Le terme utilisé, casale, comprend le patrimoine dans sa totalité : le verger de châtaigniers, le troupeau, les jardins. Il renvoie directement à la maison, a casa, étroitement liée à la lignée, au nom de famille, a casata. Il constitue un ensemble, une « manufacture » au sens ancien du terme, qui regroupe une force de travail disposant de moyens productifs indivis : un groupe puissamment équipé pour assurer sa subsistance. Le chef de famille, u patrone, est le véritable gestionnaire. Il est davantage responsable du patrimoine foncier, qu’il ne peut s’en servir pour son propre compte. Il administre l’ensemble des biens qui servent de support à la survie et à la reproduction de son groupe familial. Il veille à éviter le fractionnement de la propriété et oriente, à ce titre, les stratégies matrimoniales. Pour éviter ce morcellement, tous les garçons n’étaient pas destinés au mariage : certains devenaient oncles, i zii, et finissaient leur vie en tant que vieux garçons, figlii, au service de la famille. En 1931, le taux de célibat des hommes âgés de 18 à 59 ans était de 45,1% en Corse, contre 29,8% dans la moyenne nationale.
Les filles devaient en revanche se marier tôt : l’immense majorité d’entre elles quittait le domicile familial avant 25 ans. Quand elles recevaient une dot (u succhju) ; en cheptel animalier ; celle-ci était évaluée en valeur monétaire afin d’aider leur époux à constituer un nouveau patrimoine (u ceppu). Mais elles étaient dès lors exclues de la succession. Dans tous les cas, la terre allait plus facilement à un gendre parent qu’à un beau-fils originaire d’un autre village. Cela explique le fait que le beau-fils continental (pinzutu) qui avait déjà une situation professionnelle autre que paysanne, recevait plutôt des terrains situés en plaine, sans vocation agricole.
Ceci, afin de ne pas complètement désorganiser l’ensemble du système de production de la famille. Il est anachronique de comparer notre société de surconsommation avec celle du siècle passé, qui dépendait directement de la capacité d’un groupe à s’autosuffire sur les plans économique et alimentaire. En d’autres termes, il s’agissait davantage d’une société de subsistance qui cherchait à conserver les terres agricoles près de leur lieu de vie immédiat ; dans une logique pragmatique de survie collective ; que d’une société qui déshéritait délibérément les femmes par pure misogynie.

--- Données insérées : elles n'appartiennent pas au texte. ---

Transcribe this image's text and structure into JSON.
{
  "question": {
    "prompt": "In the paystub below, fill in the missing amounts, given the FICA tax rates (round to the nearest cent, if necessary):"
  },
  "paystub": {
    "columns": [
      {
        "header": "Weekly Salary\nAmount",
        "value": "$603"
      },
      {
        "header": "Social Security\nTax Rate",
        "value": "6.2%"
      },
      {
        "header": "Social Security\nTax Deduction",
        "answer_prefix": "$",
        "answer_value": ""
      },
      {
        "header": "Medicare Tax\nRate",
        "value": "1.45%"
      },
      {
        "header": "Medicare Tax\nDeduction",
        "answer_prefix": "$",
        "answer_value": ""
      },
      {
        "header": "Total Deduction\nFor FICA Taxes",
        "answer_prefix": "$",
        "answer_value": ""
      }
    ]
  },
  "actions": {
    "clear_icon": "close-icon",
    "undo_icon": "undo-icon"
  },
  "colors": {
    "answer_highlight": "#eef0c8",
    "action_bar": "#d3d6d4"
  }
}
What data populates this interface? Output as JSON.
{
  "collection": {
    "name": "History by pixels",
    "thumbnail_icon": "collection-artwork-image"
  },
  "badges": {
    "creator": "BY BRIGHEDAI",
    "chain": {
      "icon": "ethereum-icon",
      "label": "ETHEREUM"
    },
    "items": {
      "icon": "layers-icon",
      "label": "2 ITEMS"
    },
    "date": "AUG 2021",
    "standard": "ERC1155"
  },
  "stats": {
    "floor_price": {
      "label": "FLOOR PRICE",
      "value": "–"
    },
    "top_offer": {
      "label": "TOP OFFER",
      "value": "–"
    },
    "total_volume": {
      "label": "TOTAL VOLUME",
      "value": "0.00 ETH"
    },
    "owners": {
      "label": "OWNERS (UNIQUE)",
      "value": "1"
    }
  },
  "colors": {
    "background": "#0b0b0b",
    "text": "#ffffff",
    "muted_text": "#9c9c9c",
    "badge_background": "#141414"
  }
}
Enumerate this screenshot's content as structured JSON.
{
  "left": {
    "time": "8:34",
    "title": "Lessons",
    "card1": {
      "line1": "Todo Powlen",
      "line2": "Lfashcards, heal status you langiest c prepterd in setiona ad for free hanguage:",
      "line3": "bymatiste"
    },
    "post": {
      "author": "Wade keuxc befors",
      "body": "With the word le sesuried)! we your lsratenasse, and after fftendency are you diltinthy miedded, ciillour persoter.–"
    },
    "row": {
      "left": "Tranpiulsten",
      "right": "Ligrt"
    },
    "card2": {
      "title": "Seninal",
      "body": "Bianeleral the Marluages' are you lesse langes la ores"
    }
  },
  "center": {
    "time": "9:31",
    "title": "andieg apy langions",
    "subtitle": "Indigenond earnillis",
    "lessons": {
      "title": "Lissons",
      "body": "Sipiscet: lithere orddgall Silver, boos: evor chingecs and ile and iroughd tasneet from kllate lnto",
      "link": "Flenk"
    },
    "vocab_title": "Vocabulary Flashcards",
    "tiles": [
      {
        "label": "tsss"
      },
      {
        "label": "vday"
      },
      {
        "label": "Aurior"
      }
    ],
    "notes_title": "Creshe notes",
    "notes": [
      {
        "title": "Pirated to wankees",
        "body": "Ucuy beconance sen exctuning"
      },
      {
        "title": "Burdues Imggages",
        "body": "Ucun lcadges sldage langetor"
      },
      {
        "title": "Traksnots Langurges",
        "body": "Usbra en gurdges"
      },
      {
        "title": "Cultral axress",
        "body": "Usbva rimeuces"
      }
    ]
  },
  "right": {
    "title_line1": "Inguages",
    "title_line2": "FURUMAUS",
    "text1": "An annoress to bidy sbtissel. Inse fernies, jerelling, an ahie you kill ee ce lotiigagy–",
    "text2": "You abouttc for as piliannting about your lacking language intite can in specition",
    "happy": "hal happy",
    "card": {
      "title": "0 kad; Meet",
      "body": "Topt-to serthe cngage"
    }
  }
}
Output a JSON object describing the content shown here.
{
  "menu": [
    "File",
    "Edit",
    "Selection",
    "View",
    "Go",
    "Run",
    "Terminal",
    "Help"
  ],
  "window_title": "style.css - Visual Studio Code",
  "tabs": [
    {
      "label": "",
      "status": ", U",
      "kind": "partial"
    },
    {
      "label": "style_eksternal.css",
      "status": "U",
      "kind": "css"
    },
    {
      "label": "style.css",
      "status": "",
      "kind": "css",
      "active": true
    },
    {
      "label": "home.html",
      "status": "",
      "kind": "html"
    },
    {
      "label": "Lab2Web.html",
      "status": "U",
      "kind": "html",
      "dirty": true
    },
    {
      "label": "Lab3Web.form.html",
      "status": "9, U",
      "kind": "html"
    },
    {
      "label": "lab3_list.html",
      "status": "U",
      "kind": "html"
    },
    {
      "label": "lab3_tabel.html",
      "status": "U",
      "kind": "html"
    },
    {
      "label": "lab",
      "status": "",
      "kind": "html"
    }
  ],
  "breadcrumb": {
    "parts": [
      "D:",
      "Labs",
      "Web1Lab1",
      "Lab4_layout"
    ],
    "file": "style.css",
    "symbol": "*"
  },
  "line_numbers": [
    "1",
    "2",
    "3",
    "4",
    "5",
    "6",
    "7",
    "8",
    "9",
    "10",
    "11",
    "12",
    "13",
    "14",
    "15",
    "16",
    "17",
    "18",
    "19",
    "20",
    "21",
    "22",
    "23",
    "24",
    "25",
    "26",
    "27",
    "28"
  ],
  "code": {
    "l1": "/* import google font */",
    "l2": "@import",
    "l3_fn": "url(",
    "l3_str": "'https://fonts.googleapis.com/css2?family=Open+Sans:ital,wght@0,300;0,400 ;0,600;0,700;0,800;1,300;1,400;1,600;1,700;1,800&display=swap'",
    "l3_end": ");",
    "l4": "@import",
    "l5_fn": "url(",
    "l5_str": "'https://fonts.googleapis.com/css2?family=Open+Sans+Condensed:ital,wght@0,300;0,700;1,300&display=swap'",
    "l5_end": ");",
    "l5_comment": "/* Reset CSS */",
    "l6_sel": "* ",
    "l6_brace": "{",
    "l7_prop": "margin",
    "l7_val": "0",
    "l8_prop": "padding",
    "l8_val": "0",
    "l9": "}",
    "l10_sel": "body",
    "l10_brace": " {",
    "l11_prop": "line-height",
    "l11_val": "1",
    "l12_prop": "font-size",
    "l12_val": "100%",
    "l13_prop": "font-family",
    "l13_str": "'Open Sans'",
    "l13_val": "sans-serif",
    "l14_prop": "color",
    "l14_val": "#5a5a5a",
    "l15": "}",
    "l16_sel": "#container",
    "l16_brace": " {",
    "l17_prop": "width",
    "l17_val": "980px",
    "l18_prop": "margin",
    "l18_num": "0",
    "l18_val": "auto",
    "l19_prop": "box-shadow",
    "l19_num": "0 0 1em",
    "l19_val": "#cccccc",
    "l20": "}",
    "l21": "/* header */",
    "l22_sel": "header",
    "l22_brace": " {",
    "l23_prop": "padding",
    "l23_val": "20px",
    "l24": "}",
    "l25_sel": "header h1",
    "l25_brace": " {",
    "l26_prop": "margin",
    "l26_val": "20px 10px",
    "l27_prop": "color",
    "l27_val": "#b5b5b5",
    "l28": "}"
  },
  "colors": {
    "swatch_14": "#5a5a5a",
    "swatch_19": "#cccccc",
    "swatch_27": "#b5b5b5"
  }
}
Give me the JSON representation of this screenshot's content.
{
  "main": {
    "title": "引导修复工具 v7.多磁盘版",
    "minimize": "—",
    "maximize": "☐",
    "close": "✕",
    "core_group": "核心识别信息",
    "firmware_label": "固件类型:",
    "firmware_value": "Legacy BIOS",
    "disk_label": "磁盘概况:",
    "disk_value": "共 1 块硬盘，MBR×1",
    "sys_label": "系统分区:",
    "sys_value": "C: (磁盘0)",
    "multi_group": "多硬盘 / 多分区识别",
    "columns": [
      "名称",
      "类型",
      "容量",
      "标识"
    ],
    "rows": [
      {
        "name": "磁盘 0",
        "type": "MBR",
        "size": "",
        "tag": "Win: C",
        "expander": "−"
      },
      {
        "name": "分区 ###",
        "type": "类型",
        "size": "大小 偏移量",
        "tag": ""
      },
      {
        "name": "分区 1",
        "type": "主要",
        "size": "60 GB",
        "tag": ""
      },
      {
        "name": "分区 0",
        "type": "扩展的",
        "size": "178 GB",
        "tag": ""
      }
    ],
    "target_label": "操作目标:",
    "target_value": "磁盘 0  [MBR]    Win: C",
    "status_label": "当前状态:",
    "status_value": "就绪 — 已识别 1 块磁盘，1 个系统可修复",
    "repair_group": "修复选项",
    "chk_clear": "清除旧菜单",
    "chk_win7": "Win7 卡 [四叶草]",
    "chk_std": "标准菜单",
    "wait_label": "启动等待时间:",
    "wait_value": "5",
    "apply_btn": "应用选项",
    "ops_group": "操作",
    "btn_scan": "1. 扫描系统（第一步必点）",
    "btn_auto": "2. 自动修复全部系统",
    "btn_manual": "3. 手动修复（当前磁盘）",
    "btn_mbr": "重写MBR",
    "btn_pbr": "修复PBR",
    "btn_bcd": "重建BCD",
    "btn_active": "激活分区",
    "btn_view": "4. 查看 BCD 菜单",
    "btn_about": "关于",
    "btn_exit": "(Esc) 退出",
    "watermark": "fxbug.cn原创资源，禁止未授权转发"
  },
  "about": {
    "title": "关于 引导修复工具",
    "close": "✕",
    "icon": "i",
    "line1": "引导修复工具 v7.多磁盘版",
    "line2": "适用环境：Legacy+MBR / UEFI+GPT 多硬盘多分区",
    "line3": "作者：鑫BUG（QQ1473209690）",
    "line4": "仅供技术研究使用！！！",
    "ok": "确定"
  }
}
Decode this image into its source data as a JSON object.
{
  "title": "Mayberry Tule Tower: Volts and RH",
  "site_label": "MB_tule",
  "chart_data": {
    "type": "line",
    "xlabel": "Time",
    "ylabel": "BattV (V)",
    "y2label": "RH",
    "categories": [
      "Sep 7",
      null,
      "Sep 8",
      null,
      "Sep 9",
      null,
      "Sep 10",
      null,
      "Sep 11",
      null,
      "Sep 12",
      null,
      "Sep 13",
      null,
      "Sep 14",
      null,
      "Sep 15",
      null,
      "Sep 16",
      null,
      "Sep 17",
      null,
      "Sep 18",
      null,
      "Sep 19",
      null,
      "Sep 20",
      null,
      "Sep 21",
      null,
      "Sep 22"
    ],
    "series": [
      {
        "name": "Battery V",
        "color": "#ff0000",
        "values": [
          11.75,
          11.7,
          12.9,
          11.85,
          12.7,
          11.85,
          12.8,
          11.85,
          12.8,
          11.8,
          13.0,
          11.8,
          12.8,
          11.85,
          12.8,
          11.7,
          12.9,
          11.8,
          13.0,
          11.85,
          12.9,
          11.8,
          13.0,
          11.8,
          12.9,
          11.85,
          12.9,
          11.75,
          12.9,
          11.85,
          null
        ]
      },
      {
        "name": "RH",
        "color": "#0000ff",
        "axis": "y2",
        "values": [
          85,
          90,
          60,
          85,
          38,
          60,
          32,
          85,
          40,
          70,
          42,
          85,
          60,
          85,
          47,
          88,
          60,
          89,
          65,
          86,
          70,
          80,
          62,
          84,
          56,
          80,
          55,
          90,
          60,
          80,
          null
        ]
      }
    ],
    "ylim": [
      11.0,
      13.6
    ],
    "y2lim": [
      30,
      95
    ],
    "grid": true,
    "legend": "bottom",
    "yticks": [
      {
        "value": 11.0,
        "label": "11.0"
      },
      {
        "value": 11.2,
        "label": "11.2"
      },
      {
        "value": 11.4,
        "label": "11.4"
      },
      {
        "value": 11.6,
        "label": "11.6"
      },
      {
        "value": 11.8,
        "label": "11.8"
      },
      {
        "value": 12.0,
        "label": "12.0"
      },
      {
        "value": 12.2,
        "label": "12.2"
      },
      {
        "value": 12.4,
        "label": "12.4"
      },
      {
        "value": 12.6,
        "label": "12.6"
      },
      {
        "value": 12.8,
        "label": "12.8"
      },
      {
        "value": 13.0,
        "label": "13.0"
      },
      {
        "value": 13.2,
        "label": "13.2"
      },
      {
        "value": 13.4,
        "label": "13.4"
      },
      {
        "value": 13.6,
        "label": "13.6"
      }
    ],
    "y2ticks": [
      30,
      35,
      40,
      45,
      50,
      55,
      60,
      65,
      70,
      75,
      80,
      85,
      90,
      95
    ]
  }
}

À terme, l’abandon progressif des terres situées à proximité des villages a mené aux zones de déprise agricole que nous connaissons aujourd’hui. Les anciennes terrasses de culture envahies par les chenaies, les murs en pierre sèche bâtis par des générations d’ancêtres, en sont les derniers témoins visibles. Ils nous laissent entrevoir ce que furent ces temps révolus – jusqu’à une époque encore très proche de la nôtre.
In Corsica, fin’à l’anni sessanta, a trasmissione di a terra ùn si basava tantu nant’à u dirittu scrittu, ma nant’à tradizione urale è logiche di sopravita. U casale, chì includia i castagni, u bestiame, l’orti, è a casa era cunsideratu indivisibile, era liatu à a casata chì firmava, furmendune u ceppu. U patrone appartenia ellu stessu à stu patrimoniu, ch’ellu gestia per u bè di tutti i soi. E donne partianu spessu in matrimoniu cù una dota (u succhju), ed eranu in cunsequenza escluse d’a successione. D’altrò, i masci ùn eranu tutti maritevuli : certi diventavanu zii è stavanu figlii à serviziu di u casale. L’idea chì e donne fussinu spugliate hè appena simplista, a realità era più cumplessa è sempre messa à prò di l’autosufficienza agricula di a famiglia sana.